Zenobia y Yarai dejaron sus cabezas al descubierto, en tanto Vabalato seguía tosiendo en el regazo de su madre.
—Vaya, tienes dos bellas esposas; pero tu hijo está enfermo.
—Venimos de las montañas del norte, donde he ido a fundar un templo; allí ha cogido frío, pero es un muchacho fuerte, sanará pronto.
—¿Adónde te diriges?
—Al sur.
—¿A Persia?
—Ya te he dicho que nací en Armenia, pero ahora soy un sacerdote de Ahura Mazda.
—Ya.
El comandante romano desenvainó su espada y la colocó en el cuello de Kitot.
—¡No! —gritó Yarai en griego—. ¡No lo mates! ¡Esta es Zenobia, la reina de Palmira, y ése su hijo Vabalato! ¡No lo mates, te lo ruego!
Kitot aprovechó que el comandante se despistó un instante, sorprendido por la revelación de Yarai, y lo empujó con tanta fuerza que lo hizo rodar sobre la cubierta. Se agachó para intentar recuperar su espada pero antes de que pudiera alcanzarla una flecha disparada por uno de los soldados se clavó en su costado. El gigante trastabilló, pero se la arrancó con la mano y se encaró con media docena de legionarios, que se acercaban hacia él con sus lanzas apuntándole.
—¡Matadlo! —ordenó el comandante desde el suelo.
Cinco lanzas volaron hacia el armenio, que pudo esquivar dos y rechazar una tercera con su brazo, la cuarta rebotó en el cinturón repleto de monedas y joyas, pero la quinta le perforó el estómago.

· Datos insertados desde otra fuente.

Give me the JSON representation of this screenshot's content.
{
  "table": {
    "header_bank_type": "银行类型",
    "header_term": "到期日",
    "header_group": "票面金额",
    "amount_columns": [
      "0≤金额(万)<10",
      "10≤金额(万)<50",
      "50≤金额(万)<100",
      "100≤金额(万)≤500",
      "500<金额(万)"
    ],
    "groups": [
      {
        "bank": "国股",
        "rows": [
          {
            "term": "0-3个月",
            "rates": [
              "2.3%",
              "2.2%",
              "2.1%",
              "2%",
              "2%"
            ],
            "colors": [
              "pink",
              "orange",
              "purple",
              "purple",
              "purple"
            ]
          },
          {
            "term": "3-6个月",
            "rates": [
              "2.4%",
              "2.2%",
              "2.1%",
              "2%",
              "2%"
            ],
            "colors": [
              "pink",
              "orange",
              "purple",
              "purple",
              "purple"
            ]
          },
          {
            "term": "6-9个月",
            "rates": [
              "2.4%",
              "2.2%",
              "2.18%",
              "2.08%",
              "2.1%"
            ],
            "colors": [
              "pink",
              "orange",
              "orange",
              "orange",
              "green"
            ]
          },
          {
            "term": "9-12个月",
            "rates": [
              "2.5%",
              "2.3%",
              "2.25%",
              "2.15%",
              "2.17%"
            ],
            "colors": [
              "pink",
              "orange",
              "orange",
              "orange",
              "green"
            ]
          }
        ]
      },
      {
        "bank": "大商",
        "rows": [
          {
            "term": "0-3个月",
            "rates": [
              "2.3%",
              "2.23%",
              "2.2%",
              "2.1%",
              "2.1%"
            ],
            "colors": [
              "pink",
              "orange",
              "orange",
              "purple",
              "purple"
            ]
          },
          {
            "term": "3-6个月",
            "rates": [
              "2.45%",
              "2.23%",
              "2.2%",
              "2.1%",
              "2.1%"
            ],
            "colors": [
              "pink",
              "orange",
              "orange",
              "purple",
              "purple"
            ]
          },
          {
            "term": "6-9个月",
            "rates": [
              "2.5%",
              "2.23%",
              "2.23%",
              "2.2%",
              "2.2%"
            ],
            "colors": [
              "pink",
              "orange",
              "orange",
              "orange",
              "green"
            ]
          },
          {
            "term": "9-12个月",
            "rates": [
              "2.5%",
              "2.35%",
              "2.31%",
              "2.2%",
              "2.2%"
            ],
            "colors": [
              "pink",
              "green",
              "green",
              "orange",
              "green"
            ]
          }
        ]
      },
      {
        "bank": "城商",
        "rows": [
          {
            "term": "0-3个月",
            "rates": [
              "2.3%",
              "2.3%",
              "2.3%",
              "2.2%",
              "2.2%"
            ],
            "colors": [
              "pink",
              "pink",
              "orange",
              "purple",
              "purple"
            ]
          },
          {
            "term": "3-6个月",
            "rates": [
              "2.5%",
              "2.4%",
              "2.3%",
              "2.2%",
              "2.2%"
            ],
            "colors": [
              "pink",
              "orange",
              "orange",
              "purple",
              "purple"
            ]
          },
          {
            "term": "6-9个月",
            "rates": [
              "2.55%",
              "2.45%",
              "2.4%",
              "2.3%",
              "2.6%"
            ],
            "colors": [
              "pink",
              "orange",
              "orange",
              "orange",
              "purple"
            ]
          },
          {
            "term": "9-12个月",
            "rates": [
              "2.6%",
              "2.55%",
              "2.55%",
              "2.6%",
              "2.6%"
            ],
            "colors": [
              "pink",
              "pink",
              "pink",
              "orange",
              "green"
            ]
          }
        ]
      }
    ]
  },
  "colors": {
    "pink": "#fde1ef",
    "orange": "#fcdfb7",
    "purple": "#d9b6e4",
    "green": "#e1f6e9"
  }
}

Los romanos desenvainaron sus espadas, saltaron sobre la barca y se acercaron blandiendo sus armas hacia Kitot. El armenio se mantenía en pie aunque tambaleante; también se arrancó la lanza que le habían clavado en el vientre. La alzó y la arrojó contra uno de los soldados con tanta fuerza que le atravesó el pecho pese a la protección del peto de cuero. Los otros cinco se acercaron con cautela, amedrentados por la estatura de Kitot. Tras ellos se aproximaban otra media docena de soldados, que habían montado sus arcos y estaban prestos para disparar.
El antiguo gladiador, pese al dolor que le causaban las heridas, todavía pudo aplastar con sus brazos a dos de los soldados, pero recibió el impacto de algunas saetas; los otros tres lograron asestarle varios tajos con sus espadas y abrirle profundas heridas en el torso y en los brazos. Mientras forcejeaba con ellos, el comandante, que había recuperado su espada, se acercó por detrás y se la clavó entre los omóplatos.
Kitot se contorsionó hacia atrás y se tambaleó a un lado. Sintió que sus fuerzas lo abandonaban y cayó de rodillas sobre la cubierta manchada con su propia sangre y con la de los tres soldados romanos que había abatido.
Yarai lanzó un desgarrador grito de dolor, se levantó y corrió hacia su amado gigante. Kitot alzó la cabeza y miró a la muchacha. Los ojos del armenio estaban llenos de muerte. Intentó levantar su enorme mano para acariciarla pero no pudo, estaba inmóvil, paralizado, y la vida se le iba a borbotones como la sangre por las abundantes heridas.
—No te mueras, no te mueras —rogó Yarai angustiada.
El comandante extrajo su espada de la espalda de Kitot y volvió a clavársela, ahora justo por debajo de la nuca, en la cerviz. Un crujido reveló la rotura de las vértebras quebradas por la punta de acero.
Kitot cayó de bruces sobre el tablazón y expiró su último aliento entre esputos de sangre.